W poszukiwaniach nie uczestniczy Rada Ochrony Pamięci Walk i Męczeństwa, która do tej pory bezskutecznie je prowadziła, mimo że jej sekretarz generalny Andrzej Przewoźnik wystosował do Instytutu pismo z propozycją współpracy.

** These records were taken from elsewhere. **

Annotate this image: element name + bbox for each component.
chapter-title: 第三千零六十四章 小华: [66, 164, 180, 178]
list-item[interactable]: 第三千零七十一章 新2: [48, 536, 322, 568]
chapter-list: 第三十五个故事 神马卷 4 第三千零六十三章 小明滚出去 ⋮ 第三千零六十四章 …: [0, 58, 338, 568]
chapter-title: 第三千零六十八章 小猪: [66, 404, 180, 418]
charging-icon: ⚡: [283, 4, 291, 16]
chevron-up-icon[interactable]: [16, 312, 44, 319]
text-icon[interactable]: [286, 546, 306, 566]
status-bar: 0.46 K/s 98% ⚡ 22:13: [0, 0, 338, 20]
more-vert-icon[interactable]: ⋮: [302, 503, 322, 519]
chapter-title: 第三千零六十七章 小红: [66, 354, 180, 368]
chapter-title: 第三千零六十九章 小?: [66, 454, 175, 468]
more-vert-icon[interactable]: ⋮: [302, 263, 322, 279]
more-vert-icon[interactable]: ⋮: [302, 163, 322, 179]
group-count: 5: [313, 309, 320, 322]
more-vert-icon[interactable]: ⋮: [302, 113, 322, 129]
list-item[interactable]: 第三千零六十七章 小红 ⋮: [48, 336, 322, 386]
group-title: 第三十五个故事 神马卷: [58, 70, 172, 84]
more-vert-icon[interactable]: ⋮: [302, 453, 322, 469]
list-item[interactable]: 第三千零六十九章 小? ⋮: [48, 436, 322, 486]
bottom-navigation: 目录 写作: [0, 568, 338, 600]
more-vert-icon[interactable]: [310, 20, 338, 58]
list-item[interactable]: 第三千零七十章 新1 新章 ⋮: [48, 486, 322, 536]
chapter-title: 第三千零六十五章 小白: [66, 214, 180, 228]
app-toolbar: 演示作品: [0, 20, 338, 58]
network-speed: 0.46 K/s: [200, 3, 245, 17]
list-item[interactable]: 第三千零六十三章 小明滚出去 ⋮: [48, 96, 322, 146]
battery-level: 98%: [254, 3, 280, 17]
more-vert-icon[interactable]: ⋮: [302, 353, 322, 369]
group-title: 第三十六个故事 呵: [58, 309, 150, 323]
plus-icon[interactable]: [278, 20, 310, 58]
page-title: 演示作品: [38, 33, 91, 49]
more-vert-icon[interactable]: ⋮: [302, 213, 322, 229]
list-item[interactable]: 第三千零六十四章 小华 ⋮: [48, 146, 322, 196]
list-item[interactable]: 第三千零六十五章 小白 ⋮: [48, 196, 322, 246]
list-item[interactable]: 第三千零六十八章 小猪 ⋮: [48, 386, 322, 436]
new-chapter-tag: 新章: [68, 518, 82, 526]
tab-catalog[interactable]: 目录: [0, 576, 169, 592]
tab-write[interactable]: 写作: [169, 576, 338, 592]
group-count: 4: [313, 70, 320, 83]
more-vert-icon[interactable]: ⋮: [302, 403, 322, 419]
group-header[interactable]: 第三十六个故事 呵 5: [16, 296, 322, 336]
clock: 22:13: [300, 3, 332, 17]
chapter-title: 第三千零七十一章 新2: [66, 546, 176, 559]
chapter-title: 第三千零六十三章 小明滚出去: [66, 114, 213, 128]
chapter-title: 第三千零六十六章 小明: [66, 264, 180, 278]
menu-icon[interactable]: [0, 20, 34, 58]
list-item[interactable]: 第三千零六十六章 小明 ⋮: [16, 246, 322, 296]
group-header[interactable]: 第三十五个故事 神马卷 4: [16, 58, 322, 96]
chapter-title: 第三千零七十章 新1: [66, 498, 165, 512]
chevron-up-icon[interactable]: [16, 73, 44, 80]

"- Mamy zidentyfikowany teren, na którym zostało pochowanych 248 zamordowanych na Rakowieckiej polskich patriotów, jednak poszukiwania grobu generała trwają. Prace poszukiwawcze obejmują teren tzw. Łączki, czyli obszar w pobliżu pomnika ofiar zbrodni na Rakowieckiej oraz obszar kwatery Ł i Ł2 oraz sąsiednich. Wiemy także, że było sześć rzędów grobów i chociaż w niektórych znajduje się po kilka ciał, to akurat tej nocy, kiedy zamordowano generała, był on jedyną ofiarą, więc jego szczątki powinny spoczywać osobno. Jeżeli miejsce pochówku generała zostanie precyzyjnie określone, sądzę, że na pewno zostaną tam przeprowadzone prace ekshumacyjne, lecz mówienie o ich terminie jest jednak przedwczesne" - powiedział „ND” Jacek Pawłowicz, historyk z IPN.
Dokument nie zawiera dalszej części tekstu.